Elveda demiyorum yine de..
Tekrar görüşmek üzere Tavanlı Çeşmem..
Martlı Mahallem..
Hoşça kalın , direnin emi..
Direnenler kazansın gariii..
” Eşref abi ” isimli köşe yazımda söz ettiğim , Tavanlı Çeşme’nin ” yan taşını” bile alıp gitmişler. Sırtını dayayıp koltuk gibi dayandığımız o taş da yok şimdi. Eşref abinin iyi ki haberi yok.

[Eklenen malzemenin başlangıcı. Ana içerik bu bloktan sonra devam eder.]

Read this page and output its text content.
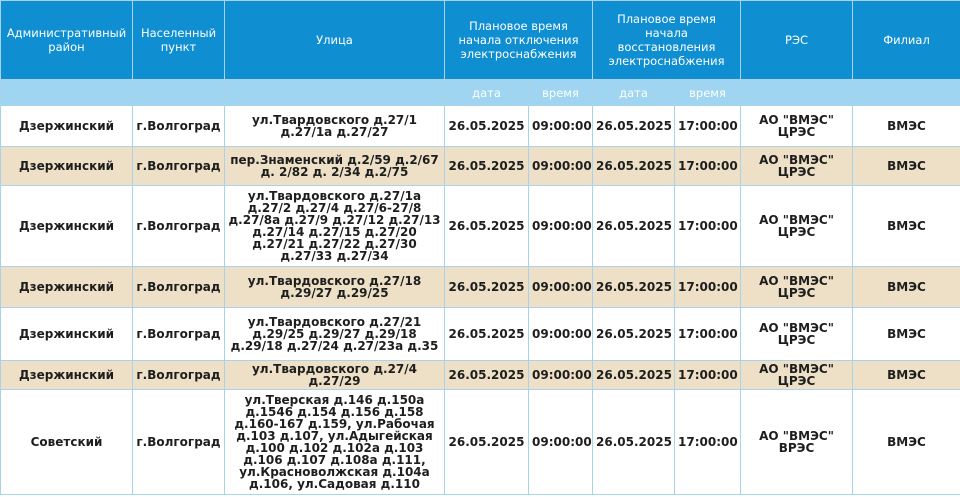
Административный район	Населенный пункт	Улица	Плановое время начала отключения электроснабжения		Плановое время начала восстановления электроснабжения		РЭС	Филиал
			дата	время	дата	время		
Дзержинский	г.Волгоград	ул.Твардовского д.27/1 д.27/1а д.27/27	26.05.2025	09:00:00	26.05.2025	17:00:00	АО "ВМЭС" ЦРЭС	ВМЭС
Дзержинский	г.Волгоград	пер.Знаменский д.2/59 д.2/67 д. 2/82 д. 2/34 д.2/75	26.05.2025	09:00:00	26.05.2025	17:00:00	АО "ВМЭС" ЦРЭС	ВМЭС
Дзержинский	г.Волгоград	ул.Твардовского д.27/1а д.27/2 д.27/4 д.27/6-27/8 д.27/8а д.27/9 д.27/12 д.27/13 д.27/14 д.27/15 д.27/20 д.27/21 д.27/22 д.27/30 д.27/33 д.27/34	26.05.2025	09:00:00	26.05.2025	17:00:00	АО "ВМЭС" ЦРЭС	ВМЭС
Дзержинский	г.Волгоград	ул.Твардовского д.27/18 д.29/27 д.29/25	26.05.2025	09:00:00	26.05.2025	17:00:00	АО "ВМЭС" ЦРЭС	ВМЭС
Дзержинский	г.Волгоград	ул.Твардовского д.27/21 д.29/25 д.29/27 д.29/18 д.29/18 д.27/24 д.27/23а д.35	26.05.2025	09:00:00	26.05.2025	17:00:00	АО "ВМЭС" ЦРЭС	ВМЭС
Дзержинский	г.Волгоград	ул.Твардовского д.27/4 д.27/29	26.05.2025	09:00:00	26.05.2025	17:00:00	АО "ВМЭС" ЦРЭС	ВМЭС
Советский	г.Волгоград	ул.Тверская д.146 д.150а д.1546 д.154 д.156 д.158 д.160-167 д.159, ул.Рабочая д.103 д.107, ул.Адыгейская д.100 д.102 д.102а д.103 д.106 д.107 д.108а д.111, ул.Красноволжская д.104а д.106, ул.Садовая д.110	26.05.2025	09:00:00	26.05.2025	17:00:00	АО "ВМЭС" ВРЭС	ВМЭС
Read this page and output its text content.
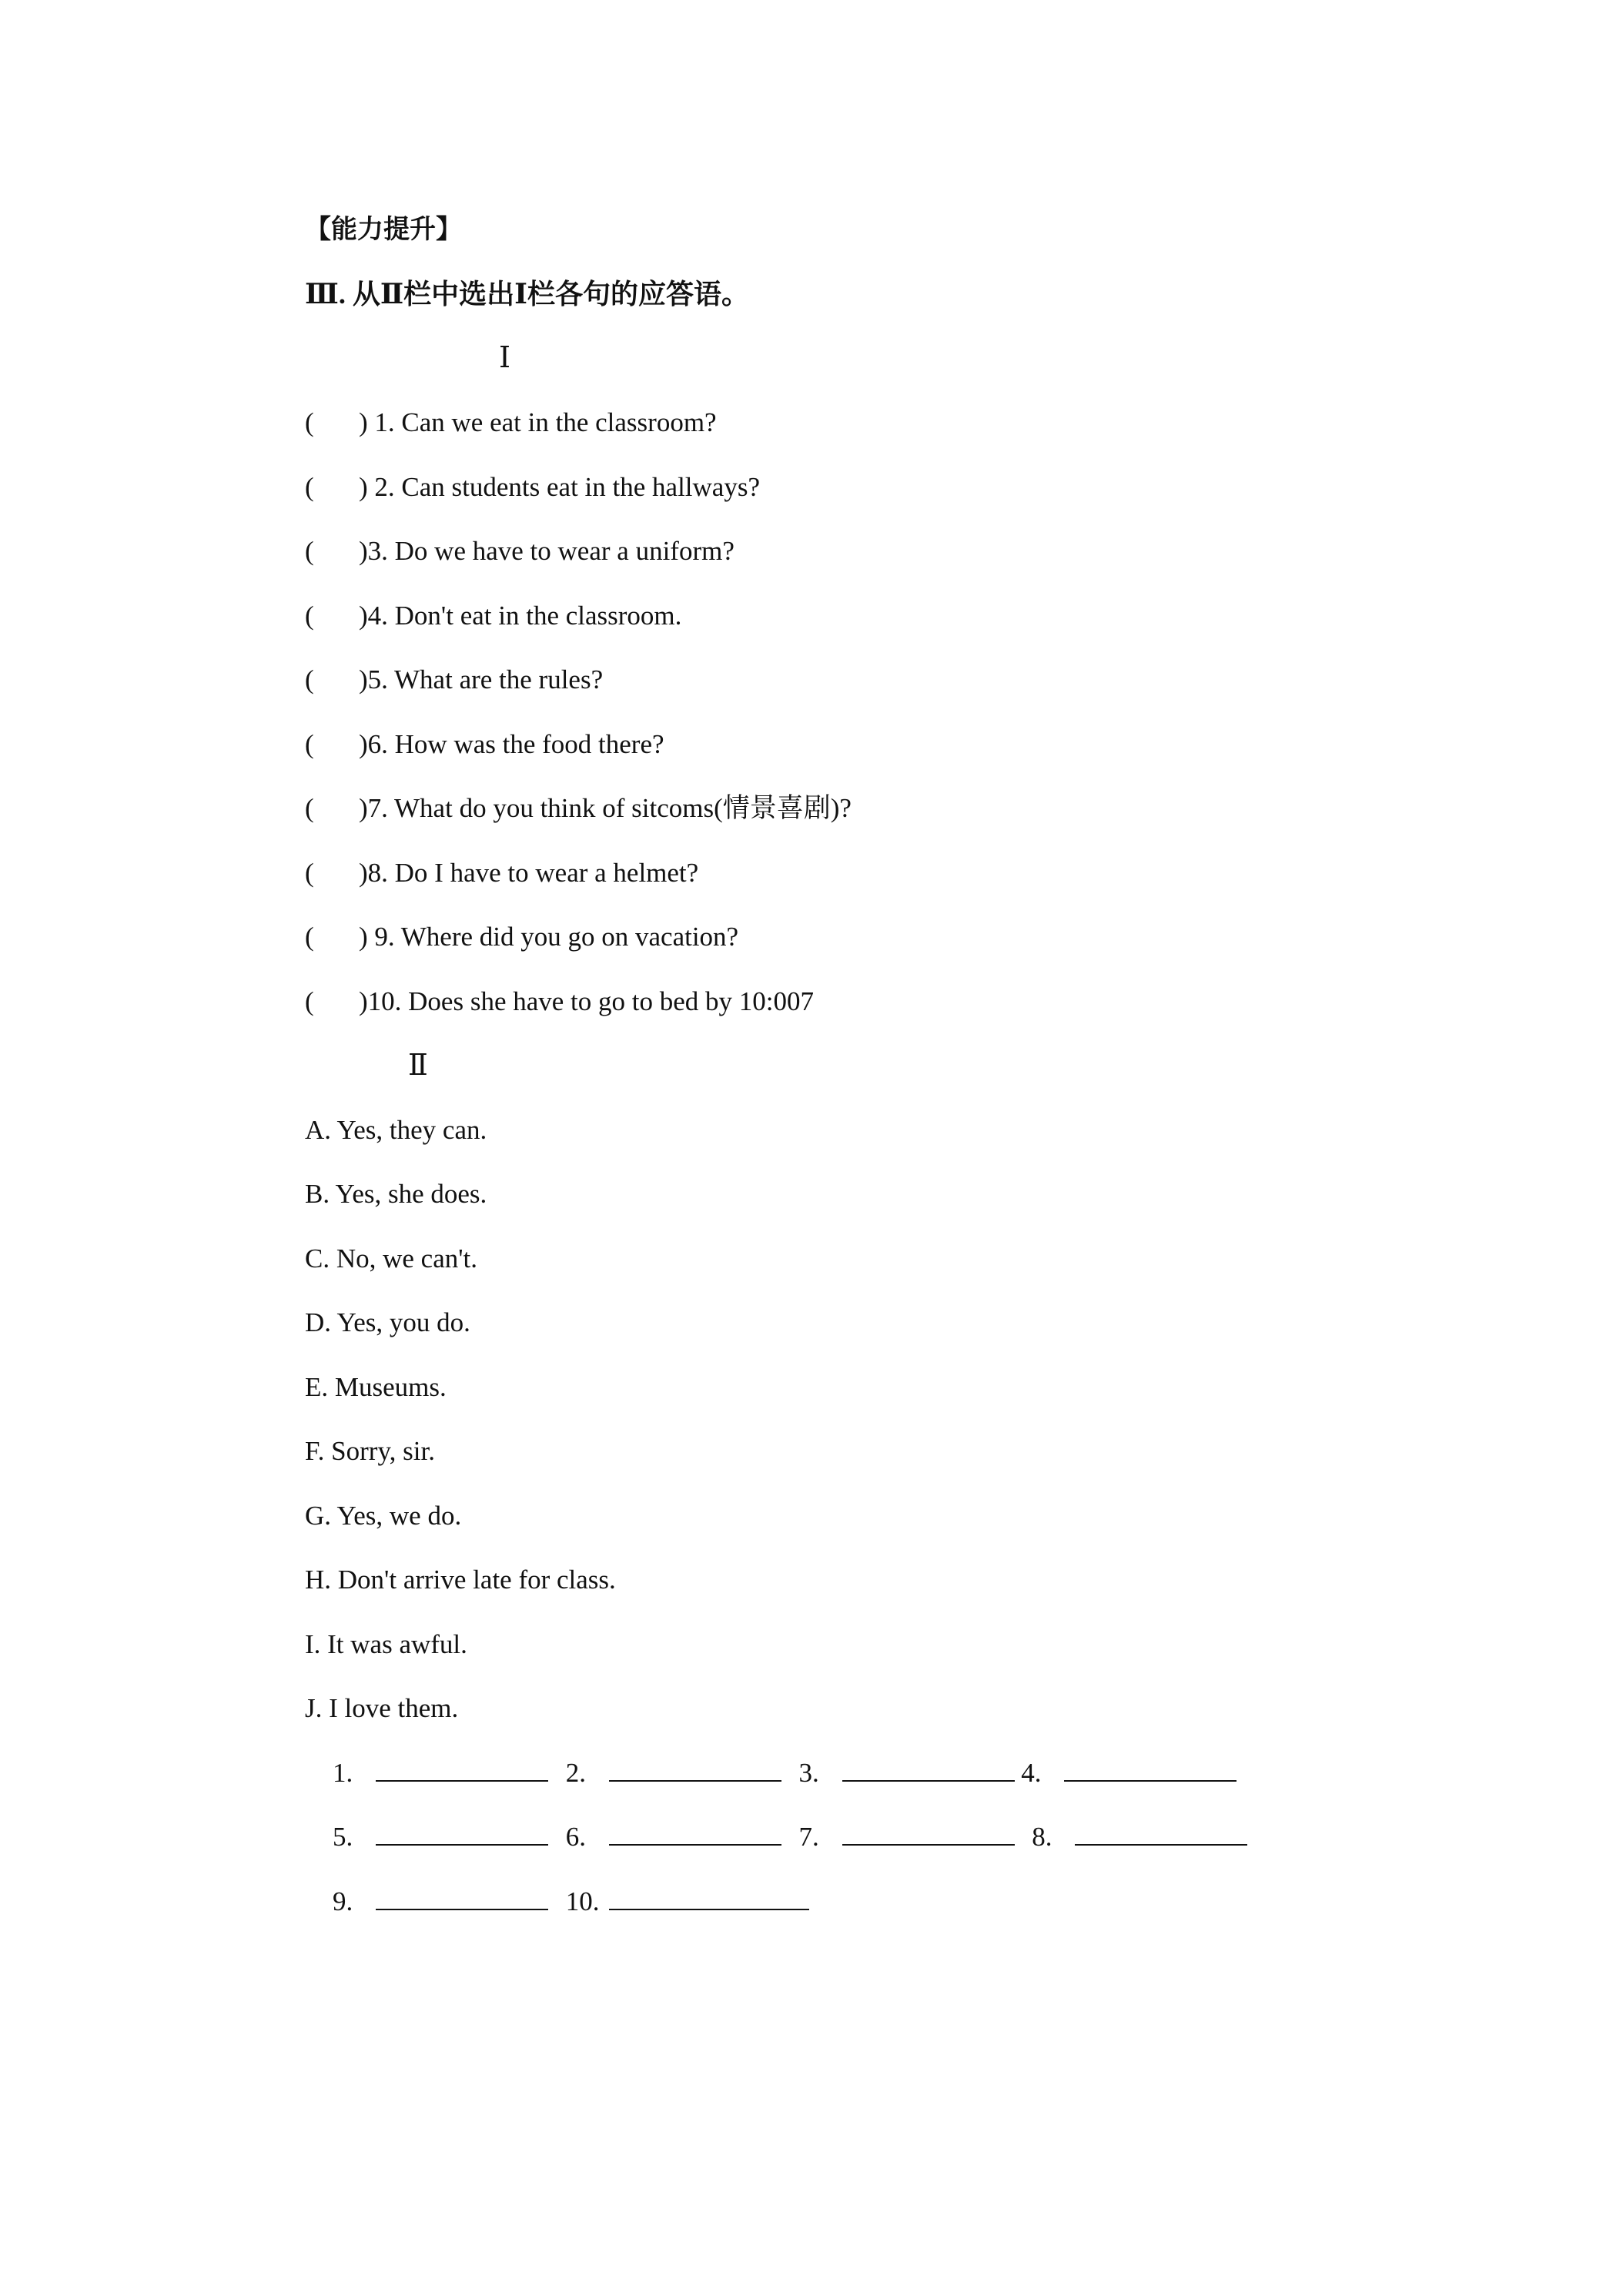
【能力提升】
Ⅲ. 从Ⅱ栏中选出Ⅰ栏各句的应答语。
Ⅰ
( ) 1. Can we eat in the classroom?
( ) 2. Can students eat in the hallways?
( )3. Do we have to wear a uniform?
( )4. Don't eat in the classroom.
( )5. What are the rules?
( )6. How was the food there?
( )7. What do you think of sitcoms(情景喜剧)?
( )8. Do I have to wear a helmet?
( ) 9. Where did you go on vacation?
( )10. Does she have to go to bed by 10:007
Ⅱ
A. Yes, they can.
B. Yes, she does.
C. No, we can't.
D. Yes, you do.
E. Museums.
F. Sorry, sir.
G. Yes, we do.
H. Don't arrive late for class.
I. It was awful.
J. I love them.
1.	2.	3.	4.
5.	6.	7.	8.
9.	10.
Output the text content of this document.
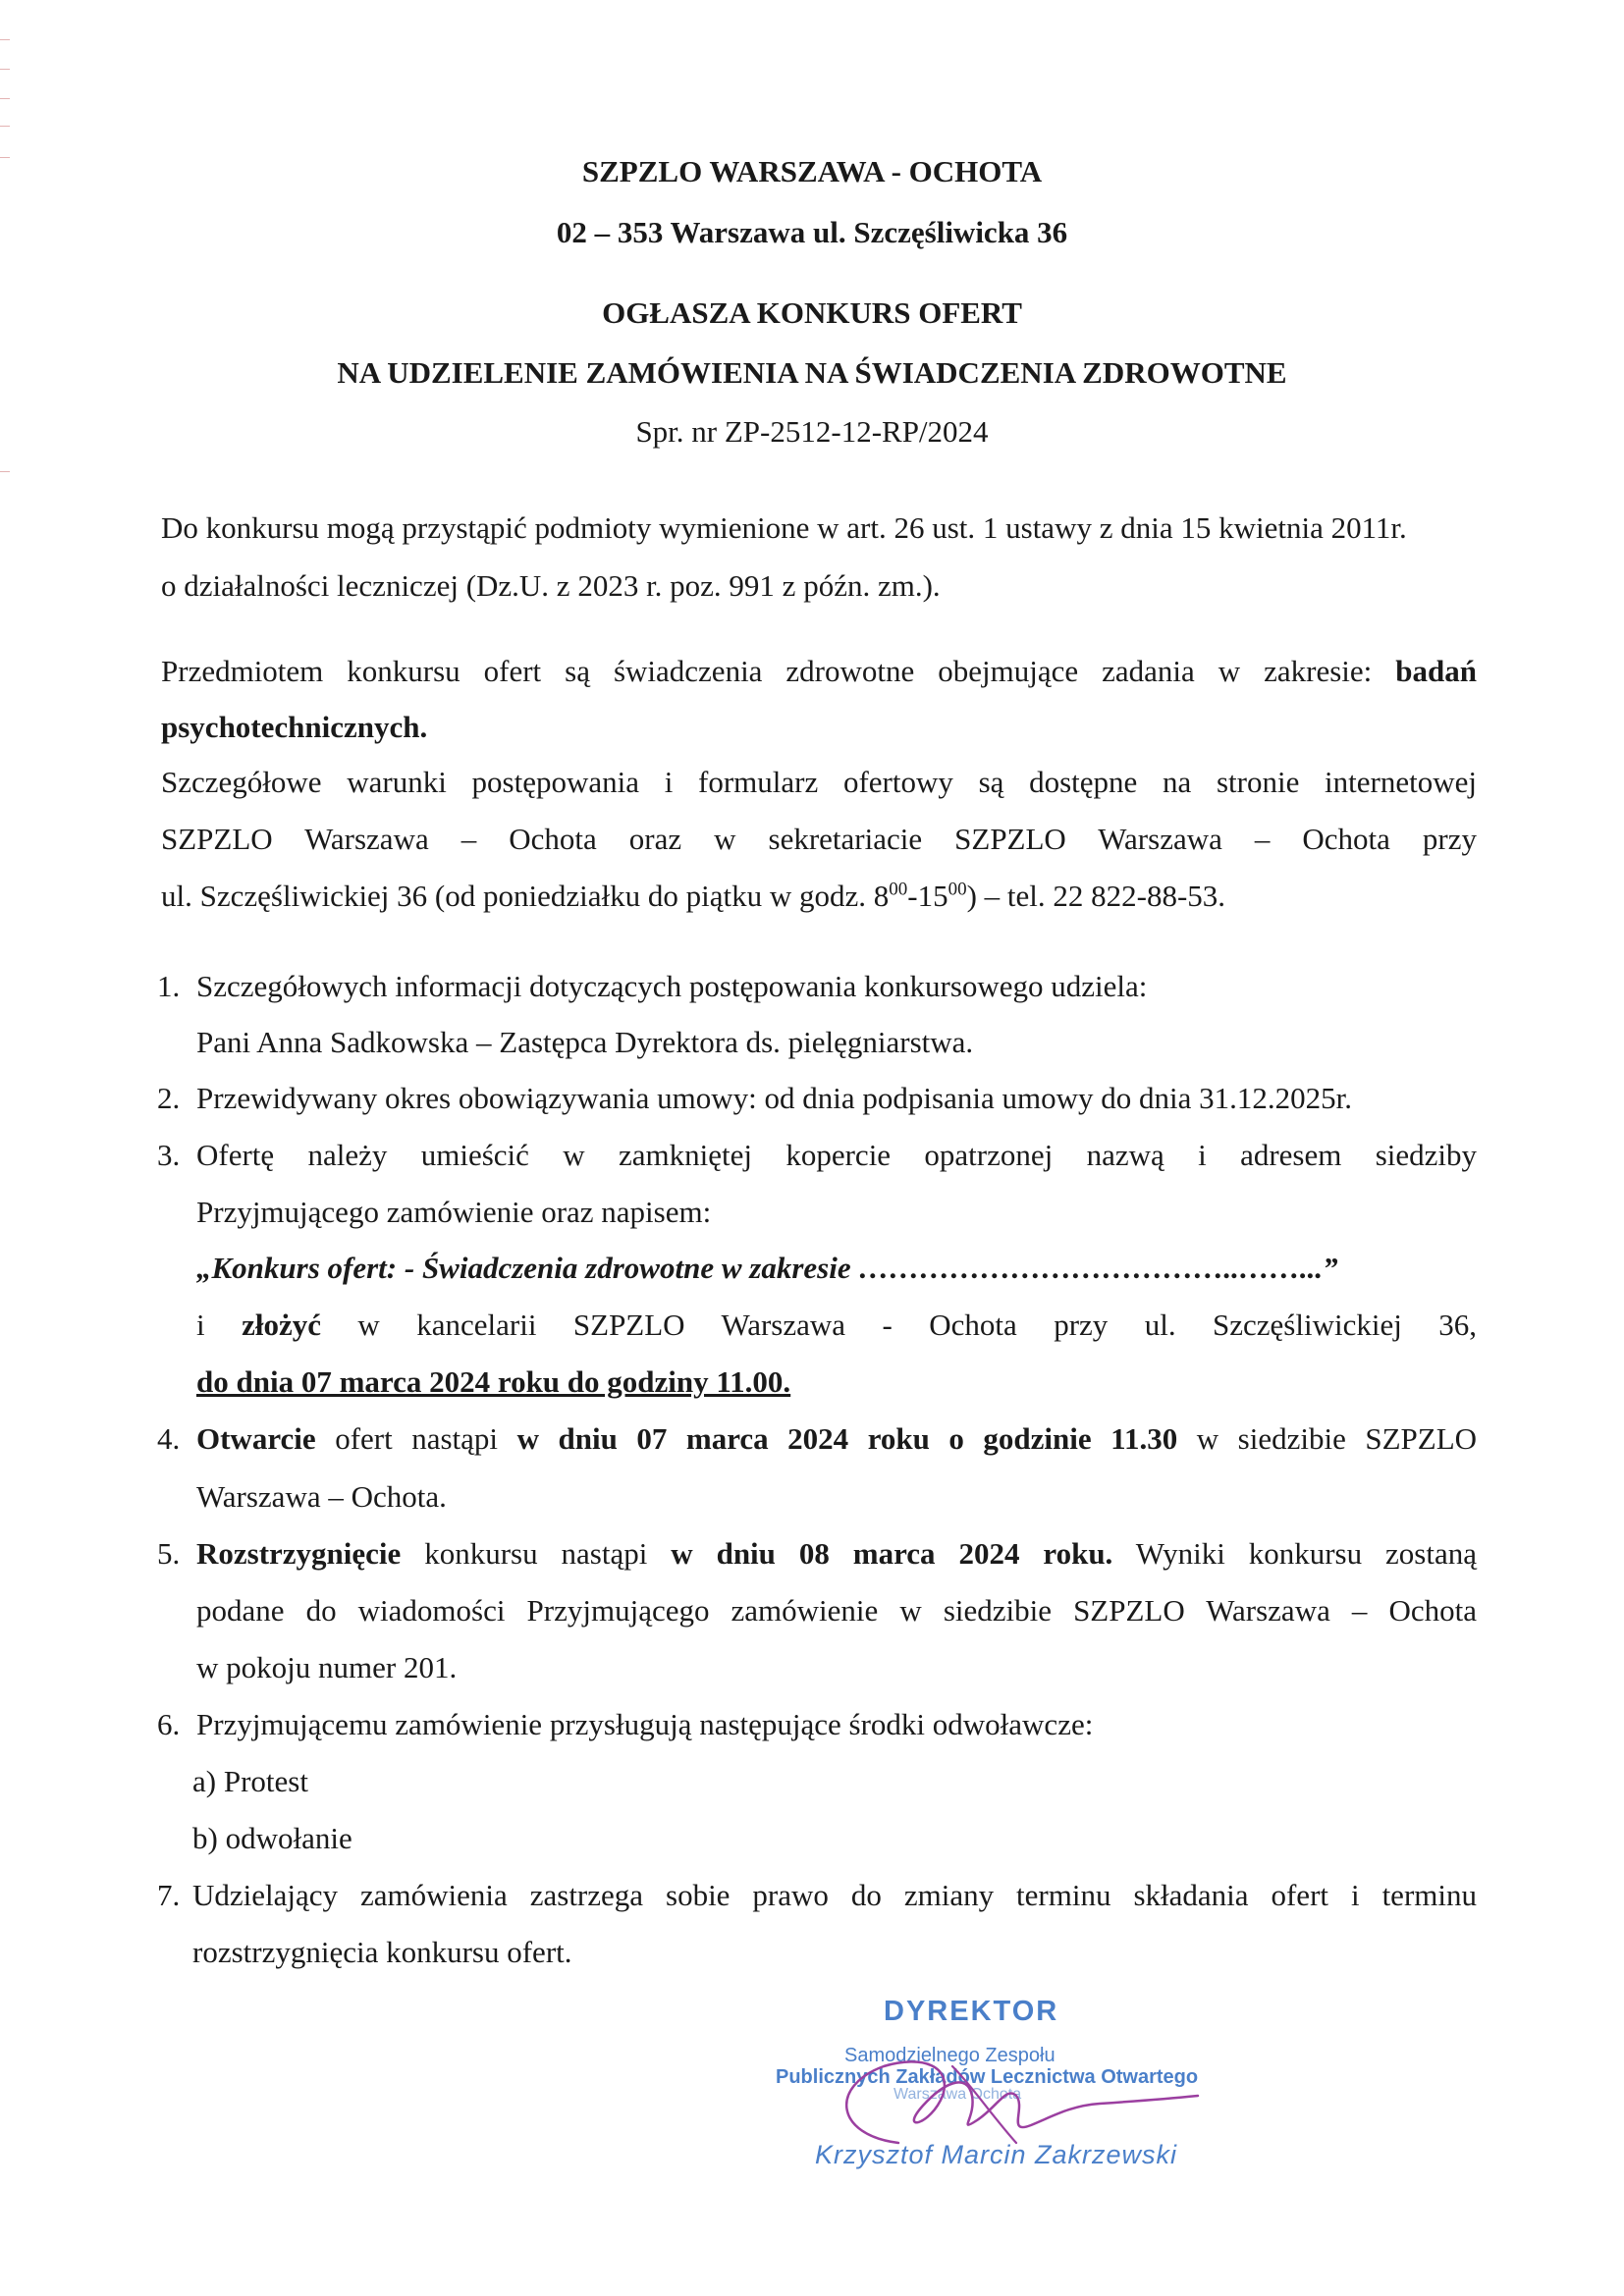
SZPZLO WARSZAWA - OCHOTA
02 – 353 Warszawa ul. Szczęśliwicka 36
OGŁASZA KONKURS OFERT
NA UDZIELENIE ZAMÓWIENIA NA ŚWIADCZENIA ZDROWOTNE
Spr. nr ZP-2512-12-RP/2024
Do konkursu mogą przystąpić podmioty wymienione w art. 26 ust. 1 ustawy z dnia 15 kwietnia 2011r.
o działalności leczniczej (Dz.U. z 2023 r. poz. 991 z późn. zm.).
Przedmiotem konkursu ofert są świadczenia zdrowotne obejmujące zadania w zakresie: badań
psychotechnicznych.
Szczegółowe warunki postępowania i formularz ofertowy są dostępne na stronie internetowej
SZPZLO Warszawa – Ochota oraz w sekretariacie SZPZLO Warszawa – Ochota przy
ul. Szczęśliwickiej 36 (od poniedziałku do piątku w godz. $8^{00}-15^{00}$) – tel. 22 822-88-53.
1. Szczegółowych informacji dotyczących postępowania konkursowego udziela:
Pani Anna Sadkowska – Zastępca Dyrektora ds. pielęgniarstwa.
2. Przewidywany okres obowiązywania umowy: od dnia podpisania umowy do dnia 31.12.2025r.
3. Ofertę należy umieścić w zamkniętej kopercie opatrzonej nazwą i adresem siedziby
Przyjmującego zamówienie oraz napisem:
„Konkurs ofert: - Świadczenia zdrowotne w zakresie ………………………………..……...”
i złożyć w kancelarii SZPZLO Warszawa - Ochota przy ul. Szczęśliwickiej 36,
do dnia 07 marca 2024 roku do godziny 11.00.
4. Otwarcie ofert nastąpi w dniu 07 marca 2024 roku o godzinie 11.30 w siedzibie SZPZLO
Warszawa – Ochota.
5. Rozstrzygnięcie konkursu nastąpi w dniu 08 marca 2024 roku. Wyniki konkursu zostaną
podane do wiadomości Przyjmującego zamówienie w siedzibie SZPZLO Warszawa – Ochota
w pokoju numer 201.
6. Przyjmującemu zamówienie przysługują następujące środki odwoławcze:
a) Protest
b) odwołanie
7. Udzielający zamówienia zastrzega sobie prawo do zmiany terminu składania ofert i terminu
rozstrzygnięcia konkursu ofert.
DYREKTOR
Samodzielnego Zespołu
Publicznych Zakładów Lecznictwa Otwartego
Warszawa Ochota
Krzysztof Marcin Zakrzewski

Burası genç kızlığımın geçtiği evimiz. Doğduğum evimiz ile arası 20 metre bile yok. Martlı mahallesi 13 numaralı evimiz..Şimdi numarası bile değişmiş..
Bizim güzel mahallemizin güzel insanlarının hiç biri yok aramızda. Biz evlatları buluşuyoruz ara sıra , “Martlının Çocukları ” diye selamlaşıyoruz sosyal medyadan.
Nilgün , Nurcan , Emel , Ayfer, Güzin , Nurdan.. Geriye kalanların nerede ve nasıl olduğunu bilmiyorum..Hüzünle andığım çocukça duygularla selamlar göndereyim buradan , belki okurlar..Ne bileyim , içimden öyle geçiyor.
Kızlar , Martlı’nın Tavanlı Çeşmesinde hanginiz marul yıkıyordu ? Ben biliyorum ama söylemem. Seksek oynarken hanginiz su atıyordu arkasından. Onu da söylemem.. Macuncu geliyor , haydi hep birlikte allı yeşilli olanından .. Cumartesi pazarına giderken yoğurtçu Besim’in dükkanı önünde kimler oturup ,dinleniyor. Yeni Suyun başında kim soluklanıp bir cıgara yakıyor ?
Kim , kim..
Kurtuluş fırınından ekmek almaya kim gidecek ? Bize de bir ekmek al diye kime diyeceğiz ?
Komşularımız , hoş bir sada bırakıp gidenler , Balıkesir Martlı Mahallesinin güzel kadınları , yiğit adamları ve babaları..
Huzurla uyuyun …
Bahçemizdeki toprak küpümüzün yeri bile değişmemiş. Bir fotoğraf çekimliğine giriyorum bahçeye.. İzinsiz hem de..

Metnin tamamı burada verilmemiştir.